The fault model I see is that e.g., this "visual understanding" will get things mostly right: enough to build and even deliver products. However, these are only probabilistic guarantees based on training sets, and those are unlikely to survive contact with a complex interactive world, particularly since robots are often repurposed as tasks change.

So it's a kind of moral-product-hazard: it delivers initial results but delays risk to later, so product developers will have incentives to build and leave users holding the bag. (Indeed: users are responsible for integration risks anyway.)

It hacks our assumptions: we think that you can take an MVP and productize it, but in this case, you'll never backfit the model to conform to the physics in a reliable way. I doubt there's any way to harness Gemini to depend on a physics model, so we'll end up with mostly-working sunk investments out in the market - slop robots so cheap that tight ones can't survive.

[−] ComputerGuru 29d ago
So should we be using this until Google deigns to release Gemini Flash 3.1? (Not flash lite or live)
[−] mt_ 29d ago
Is there a open source mini robot kit that allows me to play-around with agentic robots?
[−] Lucasoato 29d ago
Meanwhile, gemini 3.1 pro (that was released two months ago) was completely unavailable to me this afternoon, neither with API nor Subscription.

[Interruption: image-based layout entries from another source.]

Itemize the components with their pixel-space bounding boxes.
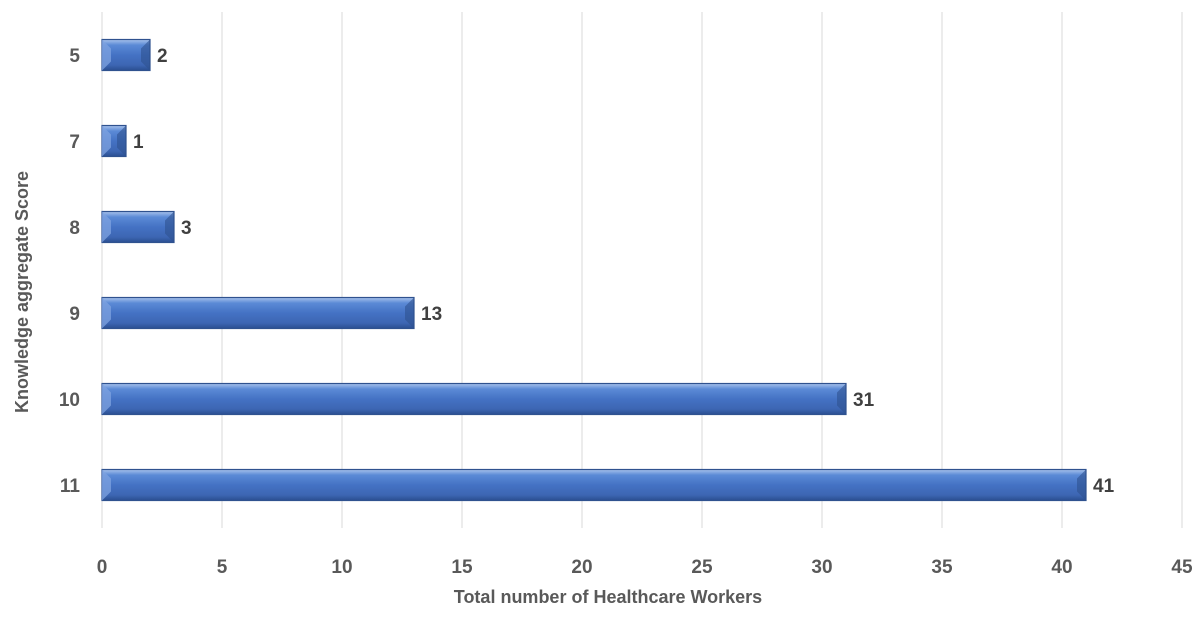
x-tick-label: 20 — [571, 557, 592, 578]
x-tick-label: 15 — [451, 557, 473, 578]
data-label: 1 — [133, 132, 144, 153]
x-tick-label: 0 — [97, 557, 108, 578]
bar-bevel-left — [102, 297, 111, 329]
y-axis-category-labels: 5 7 8 9 10 11 — [59, 46, 81, 497]
data-label: 13 — [421, 304, 442, 325]
data-label: 31 — [853, 390, 875, 411]
bars — [101, 38, 1087, 502]
bar-body — [101, 468, 1087, 502]
data-label: 2 — [157, 46, 168, 67]
y-category-label: 10 — [59, 390, 80, 411]
x-tick-label: 5 — [217, 557, 228, 578]
bar — [101, 382, 847, 416]
bar-body — [101, 382, 847, 416]
data-label: 41 — [1093, 476, 1115, 497]
bar-body — [101, 210, 175, 244]
y-category-label: 8 — [69, 218, 80, 239]
bar — [101, 210, 175, 244]
data-label: 3 — [181, 218, 192, 239]
gridlines — [101, 12, 1183, 528]
bar-bevel-right — [1077, 469, 1086, 501]
x-tick-label: 25 — [691, 557, 713, 578]
y-category-label: 11 — [60, 476, 81, 497]
x-tick-label: 45 — [1171, 557, 1193, 578]
y-axis-title: Knowledge aggregate Score — [12, 171, 32, 413]
y-category-label: 5 — [69, 46, 80, 67]
y-category-label: 9 — [69, 304, 80, 325]
bar-bevel-right — [117, 125, 126, 157]
x-tick-label: 35 — [931, 557, 953, 578]
y-category-label: 7 — [69, 132, 80, 153]
bar-bevel-left — [102, 383, 111, 415]
bar-bevel-left — [102, 469, 111, 501]
x-tick-label: 30 — [811, 557, 832, 578]
bar-bevel-right — [405, 297, 414, 329]
bar — [101, 124, 127, 158]
bar — [101, 38, 151, 72]
bar-bevel-right — [141, 39, 150, 71]
bar — [101, 468, 1087, 502]
bar-bevel-left — [102, 39, 111, 71]
bar-bevel-right — [165, 211, 174, 243]
bar-body — [101, 296, 415, 330]
bar-bevel-left — [102, 211, 111, 243]
bar — [101, 296, 415, 330]
x-axis-title: Total number of Healthcare Workers — [454, 587, 762, 607]
x-axis-tick-labels: 0 5 10 15 20 25 30 35 40 45 — [97, 557, 1193, 578]
x-tick-label: 10 — [331, 557, 352, 578]
bar-bevel-left — [102, 125, 111, 157]
x-tick-label: 40 — [1051, 557, 1072, 578]
bar-bevel-right — [837, 383, 846, 415]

Nothing was reported in Google status page, not even the CLI is responding, it’s just left there waiting for an answer that will never arrive even after 10 minutes.

[−] steveharing1 29d ago
Soon Open Source will fill the gap here as well
[−] mark-frost 29d ago
[dead]
[−] vipipiccf 30d ago
[dead]
[−] jeffbee 30d ago
Showing the murder dog reading a gauge using $$$ worth of model time is kinda not an amazing demo. We already know how to read gauges with machine vision. We also know how to order digital gauges out of industrial catalogs for under $50.